Стальные скелеты Книга 1. О героях не плачут (страница 3)
– Почему? – прошептала Дара, все еще надеясь, что сестра разыгрывает ее. – Почему две?
– Сколько раз за день ты пробегаешь по галерее, ведущей к парадной лестнице?
– Не знаю, – озадачилась, потрясла головой девочка. – Много раз, наверное. Не считала.
– А глаза хотя бы иногда поднимаешь? Смотришь на портреты, что висят вдоль стен?
– Бывает смотрю. Знаешь, иногда я специально хожу туда и гляжу на мамин портрет. Там она так хорошо улыбается, а на нас только злится обычно, – закручинилась, опустила голову Дара.
– И никогда не замечала, что на тех портретах, где мама совсем молодая, рядом с ней всегда изображена еще одна девочка?
– Ну да, наша тетушка! Я в курсе про нее, только имя забыла. Но ведь мы никогда ее не видели. Она вроде в другой метрополии живет, ведь да?
– Не видели, – кивком подтвердила Каста. – Но она есть, и она тоже была принцессой, как и мама в те годы. И у нашей бабушки тоже была сестра, и у прабабушки. Нам никогда не рассказывают толком про них, врут, будто бы они вышли замуж и перебрались в другие метрополии. Я много думала об этом и однажды поняла: вторая принцесса нужна про запас.
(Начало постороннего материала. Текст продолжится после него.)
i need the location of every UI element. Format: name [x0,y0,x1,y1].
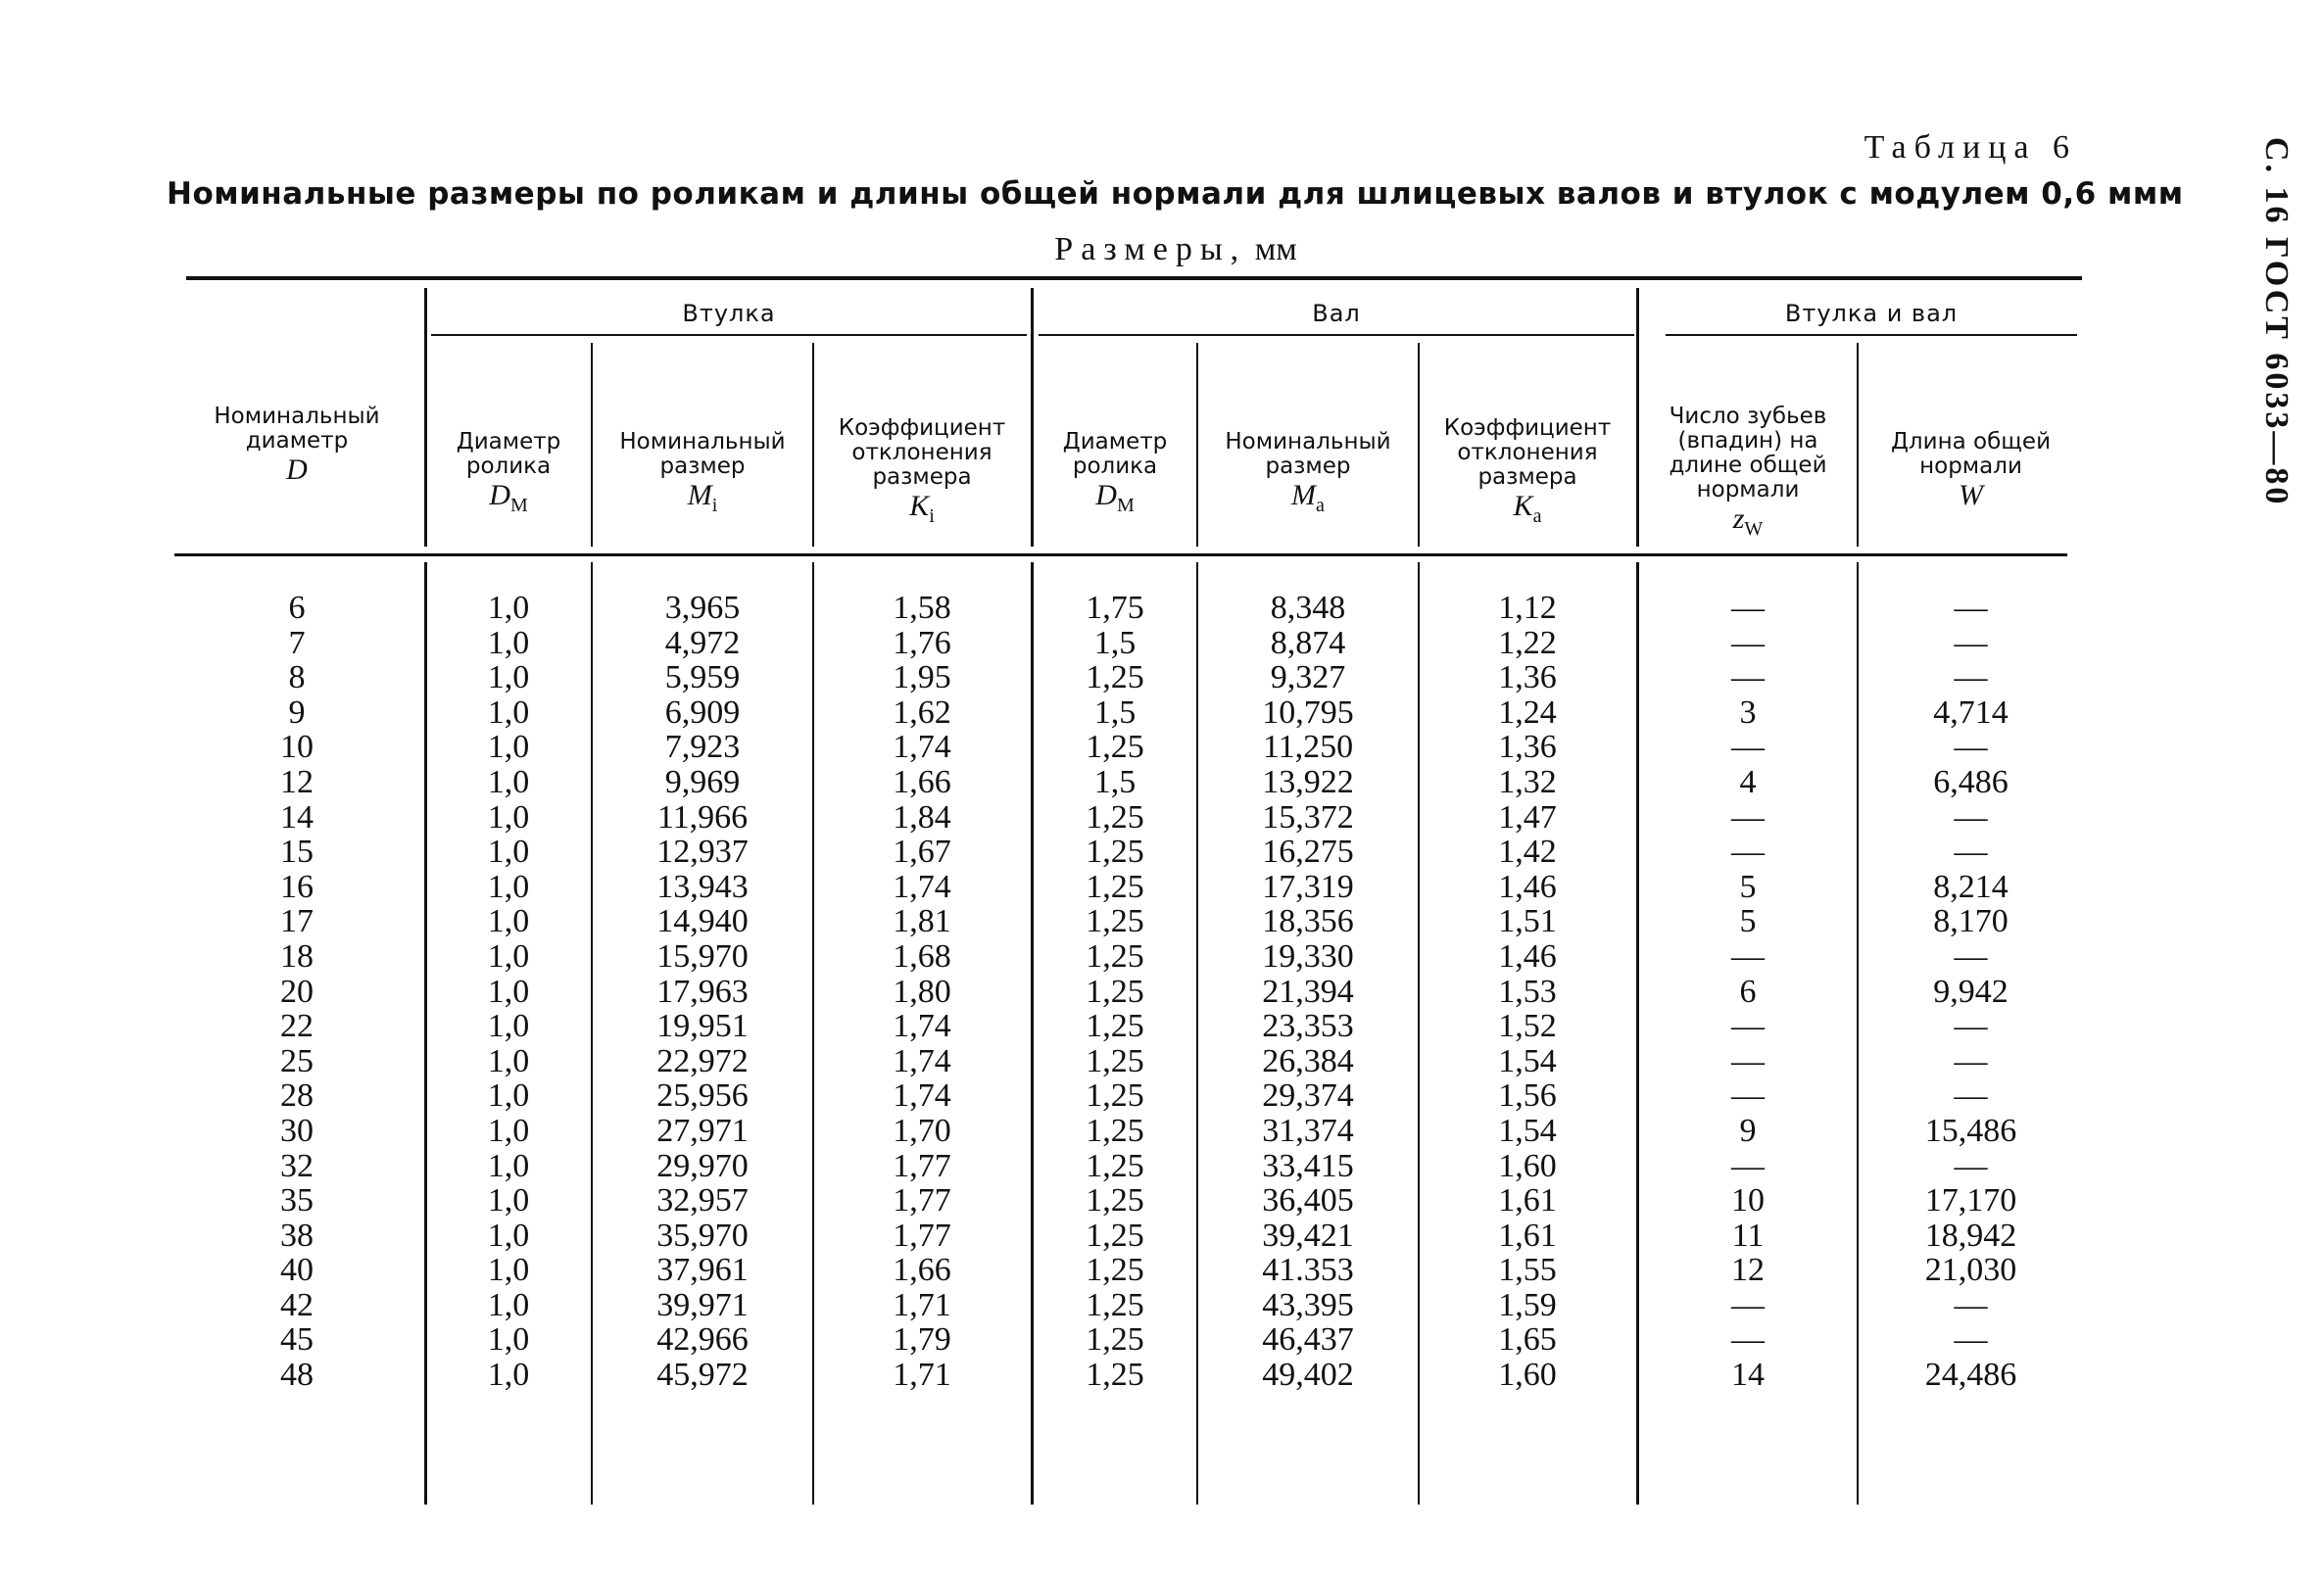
table-cell: — [1954,659,1988,696]
table-label: Таблица 6 [1864,129,2077,166]
table-cell: 1,52 [1498,1008,1557,1045]
table-cell: 15 [280,834,314,871]
table-cell: 1,25 [1086,1112,1144,1149]
table-cell: 1,0 [487,973,530,1010]
table-cell: 25,956 [656,1077,749,1115]
both-group-rule [1666,334,2077,336]
column-divider [1418,343,1420,547]
table-cell: 1,0 [487,693,530,731]
table-cell: — [1731,1321,1765,1359]
column-divider [812,562,814,1505]
column-divider [1196,343,1198,547]
table-cell: 1,5 [1093,693,1137,731]
column-header-nominal-diameter: Номинальный диаметр D [214,404,380,486]
table-cell: — [1954,798,1988,836]
table-cell: — [1954,937,1988,975]
column-divider [591,343,593,547]
table-cell: 1,58 [893,590,951,626]
table-cell: 7 [288,624,306,661]
table-cell: 1,61 [1498,1217,1557,1254]
table-top-rule [186,276,2082,280]
table-cell: 15,486 [1924,1112,2017,1149]
table-cell: 1,0 [487,659,530,696]
table-cell: 17 [280,903,314,940]
column-divider [1031,562,1034,1505]
table-cell: 1,0 [487,729,530,766]
table-cell: — [1731,1008,1765,1045]
table-cell: 39,421 [1262,1217,1354,1254]
table-cell: 29,374 [1262,1077,1354,1115]
column-bushing-deviation-coefficient [816,591,1028,1393]
table-cell: 1,0 [487,1112,530,1149]
shaft-group-rule [1039,334,1634,336]
table-cell: 1,0 [487,763,530,800]
table-cell: 1,0 [487,1077,530,1115]
table-cell: 19,330 [1262,937,1354,975]
table-cell: 1,79 [893,1321,951,1359]
table-cell: 1,60 [1498,1147,1557,1184]
column-header-teeth-count: Число зубьев (впадин) на длине общей нормали $z_W$ [1669,404,1827,540]
column-teeth-count [1641,591,1855,1393]
table-cell: 46,437 [1262,1321,1354,1359]
table-cell: 26,384 [1262,1042,1354,1079]
table-cell: 1,0 [487,1252,530,1289]
table-cell: 1,5 [1093,624,1137,661]
table-cell: 3,965 [664,590,741,626]
table-cell: 1,54 [1498,1042,1557,1079]
group-header-shaft: Вал [1312,300,1361,327]
table-cell: 1,0 [487,1357,530,1394]
table-cell: 12 [1731,1252,1765,1289]
table-cell: — [1954,1077,1988,1115]
table-cell: 1,0 [487,624,530,661]
table-cell: 49,402 [1262,1357,1354,1394]
units-caption-word: Размеры, [1054,231,1247,267]
table-cell: 1,71 [893,1357,951,1394]
bushing-group-rule [431,334,1027,336]
table-cell: 10,795 [1262,693,1354,731]
table-cell: 1,77 [893,1182,951,1219]
table-cell: 43,395 [1262,1286,1354,1323]
column-divider [1636,562,1639,1505]
column-divider [591,562,593,1505]
table-cell: 45,972 [656,1357,749,1394]
table-cell: 8,214 [1933,868,2009,905]
table-cell: 1,0 [487,937,530,975]
table-cell: 11 [1731,1217,1765,1254]
table-cell: 16 [280,868,314,905]
table-cell: 1,25 [1086,1042,1144,1079]
table-cell: 24,486 [1924,1357,2017,1394]
table-cell: 1,25 [1086,1008,1144,1045]
table-cell: 40 [280,1252,314,1289]
table-cell: 19,951 [656,1008,749,1045]
table-cell: 1,74 [893,1077,951,1115]
table-cell: 32,957 [656,1182,749,1219]
table-cell: 1,60 [1498,1357,1557,1394]
table-cell: — [1731,1147,1765,1184]
table-cell: 1,46 [1498,868,1557,905]
table-cell: 21,030 [1924,1252,2017,1289]
table-cell: 35 [280,1182,314,1219]
table-cell: 9 [288,693,306,731]
column-divider [1857,343,1859,547]
table-cell: 15,372 [1262,798,1354,836]
units-caption-unit: мм [1254,231,1297,267]
column-shaft-nominal-size [1200,591,1416,1393]
table-cell: — [1954,624,1988,661]
table-cell: 35,970 [656,1217,749,1254]
table-cell: 1,25 [1086,1217,1144,1254]
column-divider [424,562,427,1505]
table-cell: 25 [280,1042,314,1079]
table-cell: 4 [1739,763,1757,800]
table-cell: 1,0 [487,903,530,940]
table-cell: 1,80 [893,973,951,1010]
table-cell: 1,0 [487,1286,530,1323]
column-shaft-deviation-coefficient [1422,591,1633,1393]
table-cell: 15,970 [656,937,749,975]
table-cell: — [1954,729,1988,766]
table-cell: 22 [280,1008,314,1045]
table-cell: 5,959 [664,659,741,696]
column-header-shaft-roller-diameter: Диаметр ролика $D_М$ [1062,429,1168,516]
table-cell: — [1731,590,1765,626]
column-header-bushing-nominal-size: Номинальный размер $M_i$ [619,429,786,516]
table-cell: 1,76 [893,624,951,661]
table-cell: 1,25 [1086,1321,1144,1359]
table-cell: 1,66 [893,763,951,800]
table-cell: 6,909 [664,693,741,731]
table-cell: 48 [280,1357,314,1394]
column-divider [1418,562,1420,1505]
table-cell: 1,25 [1086,937,1144,975]
table-cell: 1,46 [1498,937,1557,975]
table-cell: 1,25 [1086,659,1144,696]
table-cell: 1,25 [1086,903,1144,940]
table-cell: 32 [280,1147,314,1184]
table-cell: — [1731,798,1765,836]
table-cell: 9,942 [1933,973,2009,1010]
table-cell: 1,84 [893,798,951,836]
table-cell: 1,36 [1498,659,1557,696]
table-cell: 1,25 [1086,834,1144,871]
table-cell: 1,62 [893,693,951,731]
table-cell: 1,0 [487,798,530,836]
table-cell: 37,961 [656,1252,749,1289]
table-cell: 6 [288,590,306,626]
column-bushing-roller-diameter [429,591,588,1393]
table-cell: 1,25 [1086,1286,1144,1323]
column-header-shaft-nominal-size: Номинальный размер $M_a$ [1225,429,1391,516]
table-cell: 8,170 [1933,903,2009,940]
table-cell: 1,47 [1498,798,1557,836]
table-cell: — [1731,624,1765,661]
table-cell: 1,25 [1086,1077,1144,1115]
table-cell: 1,0 [487,834,530,871]
table-cell: 9,969 [664,763,741,800]
table-cell: 1,77 [893,1217,951,1254]
table-cell: 1,0 [487,1182,530,1219]
table-cell: 1,25 [1086,1252,1144,1289]
table-cell: 1,95 [893,659,951,696]
table-cell: 1,0 [487,590,530,626]
table-cell: — [1731,659,1765,696]
table-cell: 1,67 [893,834,951,871]
table-cell: 1,5 [1093,763,1137,800]
column-divider [812,343,814,547]
table-cell: — [1954,1008,1988,1045]
table-cell: 1,12 [1498,590,1557,626]
table-cell: 1,51 [1498,903,1557,940]
table-cell: 1,25 [1086,1147,1144,1184]
column-divider [1031,288,1034,547]
table-cell: 7,923 [664,729,741,766]
column-divider [1196,562,1198,1505]
table-cell: 3 [1739,693,1757,731]
table-cell: 1,61 [1498,1182,1557,1219]
table-cell: 1,42 [1498,834,1557,871]
column-common-normal-length [1861,591,2081,1393]
table-cell: — [1731,834,1765,871]
table-cell: — [1954,1147,1988,1184]
table-cell: — [1731,729,1765,766]
table-cell: 10 [280,729,314,766]
table-cell: 41.353 [1262,1252,1354,1289]
table-cell: 39,971 [656,1286,749,1323]
table-cell: 30 [280,1112,314,1149]
table-cell: 29,970 [656,1147,749,1184]
column-header-bushing-roller-diameter: Диаметр ролика $D_М$ [456,429,561,516]
table-cell: 1,74 [893,1008,951,1045]
column-header-common-normal-length: Длина общей нормали W [1890,429,2052,511]
table-cell: 31,374 [1262,1112,1354,1149]
table-cell: 18 [280,937,314,975]
table-cell: 1,25 [1086,729,1144,766]
table-cell: 13,922 [1262,763,1354,800]
table-cell: 5 [1739,903,1757,940]
table-cell: 9,327 [1270,659,1346,696]
table-cell: 42,966 [656,1321,749,1359]
table-cell: 8,348 [1270,590,1346,626]
table-cell: — [1954,1286,1988,1323]
table-cell: 18,942 [1924,1217,2017,1254]
table-cell: 45 [280,1321,314,1359]
table-cell: 1,25 [1086,973,1144,1010]
column-shaft-roller-diameter [1036,591,1194,1393]
table-cell: 20 [280,973,314,1010]
table-cell: 1,71 [893,1286,951,1323]
column-header-bushing-deviation-coefficient: Коэффициент отклонения размера $K_i$ [838,415,1006,527]
table-cell: 1,55 [1498,1252,1557,1289]
table-cell: 8 [288,659,306,696]
table-cell: 1,25 [1086,1357,1144,1394]
table-cell: 1,36 [1498,729,1557,766]
table-cell: 27,971 [656,1112,749,1149]
group-header-bushing: Втулка [682,300,776,327]
table-cell: 33,415 [1262,1147,1354,1184]
table-cell: 1,77 [893,1147,951,1184]
column-bushing-nominal-size [595,591,810,1393]
table-cell: 1,0 [487,868,530,905]
table-title: Номинальные размеры по роликам и длины общей нормали для шлицевых валов и втулок с модулем 0,6 ммм [167,176,2184,212]
table-cell: 8,874 [1270,624,1346,661]
table-cell: 1,25 [1086,798,1144,836]
table-cell: 4,972 [664,624,741,661]
table-cell: 1,81 [893,903,951,940]
table-cell: — [1731,1042,1765,1079]
table-cell: 14 [280,798,314,836]
table-cell: 36,405 [1262,1182,1354,1219]
table-cell: 1,65 [1498,1321,1557,1359]
table-cell: 13,943 [656,868,749,905]
table-cell: 22,972 [656,1042,749,1079]
table-cell: 38 [280,1217,314,1254]
table-cell: 1,25 [1086,1182,1144,1219]
table-cell: 1,74 [893,729,951,766]
table-cell: 23,353 [1262,1008,1354,1045]
page-margin-header: С. 16 ГОСТ 6033—80 [2258,137,2295,507]
table-cell: 6,486 [1933,763,2009,800]
table-cell: 17,170 [1924,1182,2017,1219]
table-cell: 1,59 [1498,1286,1557,1323]
table-cell: 1,53 [1498,973,1557,1010]
table-cell: 1,0 [487,1008,530,1045]
table-cell: 1,32 [1498,763,1557,800]
table-cell: 16,275 [1262,834,1354,871]
table-cell: 42 [280,1286,314,1323]
table-cell: 6 [1739,973,1757,1010]
column-divider [424,288,427,547]
column-divider [1636,288,1639,547]
column-nominal-diameter [174,591,419,1393]
table-cell: 12 [280,763,314,800]
table-cell: 1,75 [1086,590,1144,626]
table-cell: 1,0 [487,1147,530,1184]
table-cell: 1,70 [893,1112,951,1149]
table-cell: 10 [1731,1182,1765,1219]
column-divider [1857,562,1859,1505]
table-cell: 5 [1739,868,1757,905]
table-cell: — [1731,937,1765,975]
table-cell: 12,937 [656,834,749,871]
group-header-both: Втулка и вал [1784,300,1959,327]
table-cell: 14,940 [656,903,749,940]
table-cell: — [1731,1286,1765,1323]
table-cell: 9 [1739,1112,1757,1149]
table-cell: — [1954,1042,1988,1079]
table-cell: 1,56 [1498,1077,1557,1115]
table-cell: 28 [280,1077,314,1115]
column-header-shaft-deviation-coefficient: Коэффициент отклонения размера $K_a$ [1443,415,1612,527]
table-cell: 21,394 [1262,973,1354,1010]
table-cell: 14 [1731,1357,1765,1394]
table-cell: 1,68 [893,937,951,975]
table-cell: 1,25 [1086,868,1144,905]
table-cell: 1,22 [1498,624,1557,661]
table-cell: 1,74 [893,1042,951,1079]
table-cell: — [1954,834,1988,871]
table-cell: 18,356 [1262,903,1354,940]
table-cell: 17,319 [1262,868,1354,905]
table-cell: 11,250 [1262,729,1354,766]
table-cell: — [1954,1321,1988,1359]
table-cell: 4,714 [1933,693,2009,731]
table-cell: 1,74 [893,868,951,905]
table-cell: — [1731,1077,1765,1115]
table-cell: 1,0 [487,1042,530,1079]
table-cell: 1,0 [487,1321,530,1359]
table-cell: — [1954,590,1988,626]
table-cell: 11,966 [656,798,749,836]
table-cell: 17,963 [656,973,749,1010]
table-cell: 1,66 [893,1252,951,1289]
table-cell: 1,0 [487,1217,530,1254]
units-caption [843,231,1509,268]
table-cell: 1,24 [1498,693,1557,731]
table-cell: 1,54 [1498,1112,1557,1149]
На случай, если с одной что-то случится. Чтобы было, кому наследовать трон прежде, чем возникнет смута.
– Ой, – сказала Дара и схватилась за щеки, всегда приятно розовые – но сейчас от них отхлынула вся краска. Потом смежила темные очень густые ресницы и в голос разрыдалась. Сестра, оставив менторский тон, немедленно бросилась ее утешать. Будучи от природы худой и до безобразия (как утверждала королева) высокой, она вынуждена была опуститься на корточки, чтобы заглянуть в лицо Даре, подуть ей на взмокшую челку, чмокнуть в щеку, погладить по голове – в общем, провести ряд давно известных и привычных экстренных утешительных мер. Плакать Дара любила и умела, а от слез становилась еще очаровательней. Но на этот раз она рыдала всерьез.
– Не хочу быть про запас! – выкрикивала она сквозь слезы. – А вдруг это я – купленная?! Лучше прямо сегодня умру!
– Ну что ты, дурочка? – мужественно успокаивала ее сестра. – Перестань плакать и посмотри на себя в зеркало, а потом сразу – на меня. Разве у наших красивых родителей могло родиться такое чудовище, как я? Нет, тут все ясно.
Дара перестала вопить и приоткрыла один глаз – зеркало, старинное, в резной дубовой раме с мозаичными вставками, находилось как раз напротив. С подвыванием вздохнула и оправила пушистую челку, потом сказала:
– Вовсе ты не чудовище, не смей так говорить, сестренка! А они еще сказали, что мы, может, обе – купленные.
И посмотрела на сестру с надеждой, страстно желая быть переубежденной. Но на этот раз Каста с задумчивым видом кивнула головой.
– Да, и такое возможно. Если матери не удалось родить девочку, то пришлось где-то раздобывать нас обеих, – признала с облегчением. Думать, что чужая в семье только она, было слишком мучительно.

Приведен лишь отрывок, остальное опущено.